Adaptive optics (AO) has been used in microscopes to compensate the effects of specimen induced aberrations. These distortions of the optical wave front are compensated usually with a deformable mirror (DM) or a liquid crystal spatial light modulator (SLM), restoring image quality. These methods have been applied to different microscopes with various applications in biomedical imaging and other areas. AO has been demonstrated in a range of microscope modalities including conventional widefield microscopes as well as laser scanning systems. Adaptive microscopy is now being developed for super-resolution microscopes – or nanoscopes – which enable resolutions smaller than the diffraction limit of light.

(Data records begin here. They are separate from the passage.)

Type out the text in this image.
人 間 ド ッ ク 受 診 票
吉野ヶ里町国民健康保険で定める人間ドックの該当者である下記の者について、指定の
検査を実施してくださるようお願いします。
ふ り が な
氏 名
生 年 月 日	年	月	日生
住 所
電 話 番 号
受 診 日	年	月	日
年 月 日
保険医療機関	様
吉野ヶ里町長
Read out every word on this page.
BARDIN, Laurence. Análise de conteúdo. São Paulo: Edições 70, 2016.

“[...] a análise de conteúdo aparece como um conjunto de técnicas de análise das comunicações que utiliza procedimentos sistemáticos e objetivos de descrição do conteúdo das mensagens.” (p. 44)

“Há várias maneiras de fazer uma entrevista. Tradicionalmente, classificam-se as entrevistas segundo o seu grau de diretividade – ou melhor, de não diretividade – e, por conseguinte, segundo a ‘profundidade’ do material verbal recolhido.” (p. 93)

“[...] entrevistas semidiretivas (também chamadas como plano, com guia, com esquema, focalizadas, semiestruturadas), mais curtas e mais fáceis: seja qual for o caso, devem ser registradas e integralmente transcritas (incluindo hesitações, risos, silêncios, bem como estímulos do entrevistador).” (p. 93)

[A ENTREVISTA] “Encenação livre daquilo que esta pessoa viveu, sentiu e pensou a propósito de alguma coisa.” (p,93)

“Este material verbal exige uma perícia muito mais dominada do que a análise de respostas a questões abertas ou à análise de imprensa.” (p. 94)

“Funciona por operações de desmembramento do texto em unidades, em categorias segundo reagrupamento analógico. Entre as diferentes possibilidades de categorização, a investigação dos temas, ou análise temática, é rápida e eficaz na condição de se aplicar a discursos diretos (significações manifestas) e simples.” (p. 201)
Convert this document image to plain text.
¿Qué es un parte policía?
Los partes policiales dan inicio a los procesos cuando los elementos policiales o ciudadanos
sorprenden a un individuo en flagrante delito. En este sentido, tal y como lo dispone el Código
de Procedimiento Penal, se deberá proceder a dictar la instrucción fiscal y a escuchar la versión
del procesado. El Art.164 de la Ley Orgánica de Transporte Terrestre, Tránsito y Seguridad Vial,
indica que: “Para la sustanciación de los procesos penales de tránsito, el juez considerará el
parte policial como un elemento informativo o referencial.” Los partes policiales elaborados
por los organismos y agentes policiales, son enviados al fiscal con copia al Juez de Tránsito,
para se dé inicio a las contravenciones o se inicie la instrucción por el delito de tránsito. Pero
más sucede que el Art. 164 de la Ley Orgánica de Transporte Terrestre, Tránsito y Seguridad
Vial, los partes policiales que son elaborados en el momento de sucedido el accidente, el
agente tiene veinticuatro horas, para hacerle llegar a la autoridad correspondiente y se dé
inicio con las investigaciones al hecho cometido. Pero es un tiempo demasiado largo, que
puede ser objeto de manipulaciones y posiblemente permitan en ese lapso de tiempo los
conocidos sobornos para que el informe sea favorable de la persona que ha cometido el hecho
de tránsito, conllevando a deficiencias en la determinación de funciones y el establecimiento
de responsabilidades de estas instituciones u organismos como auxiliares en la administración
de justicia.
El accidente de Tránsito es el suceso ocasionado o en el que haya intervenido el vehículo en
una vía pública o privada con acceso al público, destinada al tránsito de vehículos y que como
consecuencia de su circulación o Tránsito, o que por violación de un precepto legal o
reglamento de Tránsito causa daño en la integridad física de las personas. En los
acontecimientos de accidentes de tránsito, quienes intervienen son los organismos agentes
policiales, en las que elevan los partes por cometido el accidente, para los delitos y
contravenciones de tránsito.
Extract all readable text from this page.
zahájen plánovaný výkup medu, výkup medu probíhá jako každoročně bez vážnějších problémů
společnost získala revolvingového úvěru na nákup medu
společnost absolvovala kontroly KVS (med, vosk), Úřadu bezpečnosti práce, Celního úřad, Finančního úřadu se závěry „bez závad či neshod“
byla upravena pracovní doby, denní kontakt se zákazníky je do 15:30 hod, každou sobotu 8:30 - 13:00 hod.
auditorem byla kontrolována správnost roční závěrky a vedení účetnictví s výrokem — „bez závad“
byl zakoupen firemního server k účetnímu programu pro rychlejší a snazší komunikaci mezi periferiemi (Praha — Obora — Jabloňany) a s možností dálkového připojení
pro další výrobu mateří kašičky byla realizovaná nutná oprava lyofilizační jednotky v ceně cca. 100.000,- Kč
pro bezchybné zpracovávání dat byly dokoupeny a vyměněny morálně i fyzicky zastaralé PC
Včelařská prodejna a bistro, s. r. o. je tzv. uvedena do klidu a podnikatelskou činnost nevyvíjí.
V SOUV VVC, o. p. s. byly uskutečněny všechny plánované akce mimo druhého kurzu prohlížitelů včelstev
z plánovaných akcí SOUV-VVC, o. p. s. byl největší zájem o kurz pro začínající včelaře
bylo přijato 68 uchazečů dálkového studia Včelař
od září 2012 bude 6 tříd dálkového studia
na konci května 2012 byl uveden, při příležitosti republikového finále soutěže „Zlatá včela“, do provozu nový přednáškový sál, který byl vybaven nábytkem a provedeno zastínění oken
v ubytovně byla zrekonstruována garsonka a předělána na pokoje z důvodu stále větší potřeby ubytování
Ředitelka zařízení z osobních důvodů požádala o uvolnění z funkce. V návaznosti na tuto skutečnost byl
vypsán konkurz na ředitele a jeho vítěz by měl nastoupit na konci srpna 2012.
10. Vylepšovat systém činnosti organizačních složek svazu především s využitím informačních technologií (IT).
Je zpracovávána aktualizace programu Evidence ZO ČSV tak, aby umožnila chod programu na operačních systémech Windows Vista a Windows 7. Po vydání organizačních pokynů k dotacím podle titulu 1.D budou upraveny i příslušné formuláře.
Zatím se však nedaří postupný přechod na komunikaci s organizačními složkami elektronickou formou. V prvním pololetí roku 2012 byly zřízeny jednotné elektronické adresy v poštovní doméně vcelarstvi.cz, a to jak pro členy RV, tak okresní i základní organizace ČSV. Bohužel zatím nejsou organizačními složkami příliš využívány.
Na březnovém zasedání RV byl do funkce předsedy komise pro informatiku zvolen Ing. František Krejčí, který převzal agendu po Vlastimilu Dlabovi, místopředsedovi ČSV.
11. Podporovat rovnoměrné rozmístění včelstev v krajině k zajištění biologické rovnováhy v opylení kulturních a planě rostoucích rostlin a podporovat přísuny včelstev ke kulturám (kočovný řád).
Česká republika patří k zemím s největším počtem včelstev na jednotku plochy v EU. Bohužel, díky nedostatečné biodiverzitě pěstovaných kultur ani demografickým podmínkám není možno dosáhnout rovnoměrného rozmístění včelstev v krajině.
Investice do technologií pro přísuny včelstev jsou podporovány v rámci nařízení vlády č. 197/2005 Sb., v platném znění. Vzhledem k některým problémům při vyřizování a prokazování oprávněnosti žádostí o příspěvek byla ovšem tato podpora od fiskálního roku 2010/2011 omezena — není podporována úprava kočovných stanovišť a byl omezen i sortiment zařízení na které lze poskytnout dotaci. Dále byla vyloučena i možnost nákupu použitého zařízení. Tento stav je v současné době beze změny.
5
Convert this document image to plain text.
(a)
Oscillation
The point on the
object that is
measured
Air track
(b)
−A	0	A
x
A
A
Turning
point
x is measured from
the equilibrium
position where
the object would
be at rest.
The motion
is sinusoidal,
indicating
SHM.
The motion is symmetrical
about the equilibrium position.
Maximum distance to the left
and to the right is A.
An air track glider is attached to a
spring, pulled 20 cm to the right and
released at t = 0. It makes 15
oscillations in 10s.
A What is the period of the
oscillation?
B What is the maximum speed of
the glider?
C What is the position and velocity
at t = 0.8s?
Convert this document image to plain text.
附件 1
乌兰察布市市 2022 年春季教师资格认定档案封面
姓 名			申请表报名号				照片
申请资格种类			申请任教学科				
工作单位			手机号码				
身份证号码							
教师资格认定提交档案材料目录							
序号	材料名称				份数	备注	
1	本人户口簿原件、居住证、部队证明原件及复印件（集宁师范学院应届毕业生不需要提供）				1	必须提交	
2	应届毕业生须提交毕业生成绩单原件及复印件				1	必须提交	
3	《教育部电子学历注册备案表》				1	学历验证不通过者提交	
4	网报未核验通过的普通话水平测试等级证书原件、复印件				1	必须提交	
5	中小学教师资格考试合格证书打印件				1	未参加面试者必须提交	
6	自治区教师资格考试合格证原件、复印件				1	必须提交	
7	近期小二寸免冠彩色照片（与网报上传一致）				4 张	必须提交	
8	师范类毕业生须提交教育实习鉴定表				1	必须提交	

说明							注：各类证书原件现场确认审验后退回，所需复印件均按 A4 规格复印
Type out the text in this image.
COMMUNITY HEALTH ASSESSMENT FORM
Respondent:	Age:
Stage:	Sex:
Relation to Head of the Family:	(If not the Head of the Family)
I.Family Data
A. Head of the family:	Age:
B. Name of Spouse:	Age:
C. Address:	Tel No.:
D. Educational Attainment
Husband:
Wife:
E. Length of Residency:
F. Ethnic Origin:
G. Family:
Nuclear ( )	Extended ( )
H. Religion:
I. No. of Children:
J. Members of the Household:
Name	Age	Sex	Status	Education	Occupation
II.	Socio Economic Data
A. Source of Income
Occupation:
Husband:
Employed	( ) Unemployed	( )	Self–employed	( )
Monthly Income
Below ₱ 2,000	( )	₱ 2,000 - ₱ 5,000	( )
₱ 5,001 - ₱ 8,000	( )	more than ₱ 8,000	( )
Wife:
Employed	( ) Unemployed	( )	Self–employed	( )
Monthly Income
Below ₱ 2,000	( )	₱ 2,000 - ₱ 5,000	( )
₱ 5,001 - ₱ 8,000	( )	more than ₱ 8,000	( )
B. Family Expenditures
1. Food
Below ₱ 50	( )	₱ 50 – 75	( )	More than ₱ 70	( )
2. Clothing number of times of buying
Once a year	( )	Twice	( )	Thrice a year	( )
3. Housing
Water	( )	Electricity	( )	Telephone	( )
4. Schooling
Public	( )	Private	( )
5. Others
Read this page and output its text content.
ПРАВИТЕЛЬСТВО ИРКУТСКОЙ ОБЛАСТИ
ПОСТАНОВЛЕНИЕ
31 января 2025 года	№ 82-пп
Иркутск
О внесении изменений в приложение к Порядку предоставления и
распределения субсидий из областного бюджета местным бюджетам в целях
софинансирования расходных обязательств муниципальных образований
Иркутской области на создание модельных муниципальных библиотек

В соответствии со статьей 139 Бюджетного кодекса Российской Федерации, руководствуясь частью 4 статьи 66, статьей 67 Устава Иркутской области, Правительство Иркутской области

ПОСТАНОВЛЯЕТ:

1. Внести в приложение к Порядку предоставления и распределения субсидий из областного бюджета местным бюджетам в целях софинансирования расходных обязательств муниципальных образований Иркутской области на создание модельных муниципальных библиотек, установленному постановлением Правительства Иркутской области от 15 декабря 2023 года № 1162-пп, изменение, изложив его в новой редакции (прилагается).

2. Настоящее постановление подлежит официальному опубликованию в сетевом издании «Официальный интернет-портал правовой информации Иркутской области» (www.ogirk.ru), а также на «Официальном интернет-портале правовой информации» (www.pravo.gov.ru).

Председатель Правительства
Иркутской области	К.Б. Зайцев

We report on specific recent developments in adaptive aberration correction for stochastic optical reconstruction microscopy (STORM) and stimulated emission depletion (STED) microscopy. STORM uses the stochastic switching of fluorophores to permit the localization of individual emitting molecules to a precision for smaller than its diffraction limited image. We have introduced adaptive optics to measure and compensate specimen-induced aberrations showing improved STORM imaging with cells at depths up to 10um. Both 2D and 3D localization methods have been employed. STED microscopy provides enhanced resolution of sub-cellular structures. Super-resolution is created by restricting the region of fluorescence emission to a size far smaller than the diffraction limited focus of the excitation laser beam. This is achieved by superimposing the excitation focus with a second structured depletion focus that has a region of zero intensity at the centre of a bright ring. This second focus forces excited molecules to undergo stimulated emission and in so doing prevent spontaneous fluorescence emission. The depletion focus is however susceptible to the effects of aberrations, leading to a filling in of the zero intensity or a change in intensity in the bright ring focus. This in turn leads to compromised resolution and a drop in fluorescence signal. We have developed AO methods to overcome these problems by correcting aberrations in tissue specimens.